Apr 24, 2006
孤独を生ききる 瀬戸内寂聴
「人間はみなそれぞれに孤独でしょう。」と言うわたしの発言に対して、「孤独についての解釈は、欧米文化と日本では異なる。」と教えていただいたことがある。「孤独」を広辞苑でひくと「みなし子と老いて子なき者」となる。さらに「鰥寡=かんか」をひくと「妻を失った男と夫を失った女」となる。これは情況としての孤独のようですね。魂の問題ではないようです。
この本は九年前に死んだ独り身の姉の書棚にあったものでした。大半の書籍は姉やわたしの友人に差し上げましたが、何故か気になって手元に残した本のなかの一冊でした。ここに書かれている「孤独」もやはり情況的な孤独であったと思いました。さらに瀬戸内寂聴の「孤独」とは仏教と重ね合わせてどのようなものであったかは、かなりあいまいである。
はたしてこの本を読んだ人々が瀬戸内寂聴が「はじめに」のなかで書いてあるように「あなたの孤独が私の孤独に溶け込み、吸収されますように。」という願いが届いたのだろうか?という疑問が残る。死んだ姉がこの本によって癒されたとは到底思えない。確信しているのだが、死んだ姉を一番理解していたのは、このわたしだからだ。
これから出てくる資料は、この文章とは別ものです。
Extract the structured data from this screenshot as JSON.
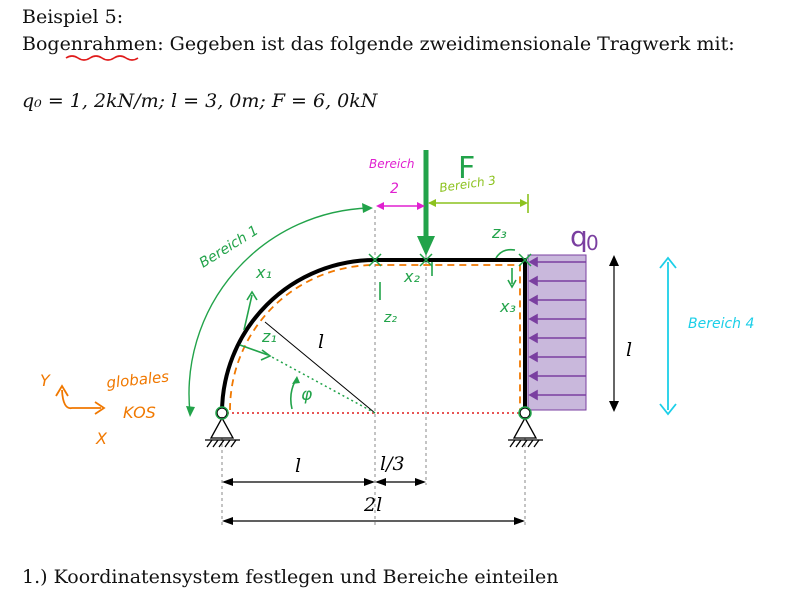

今日は病院に行った。病院は老人が多い。(あら。あたしもそうかしらん?)今日見かけた老人は、医師だけに辛い身体的症状と生活上の困難さを訴えるだけでは気がすまないらしく、待合室では周囲の人に語りかける。診察が終われば会計の受付の事務員に訴える。処方箋を持って薬局に行くと、そこでは薬剤師に訴える。その「訴え」は当然わたしの耳に届く。彼が独居老人だということもわかった。こんな時に前記の「孤独」を思い出して、実に日本的な風景だなぁと思うことがある。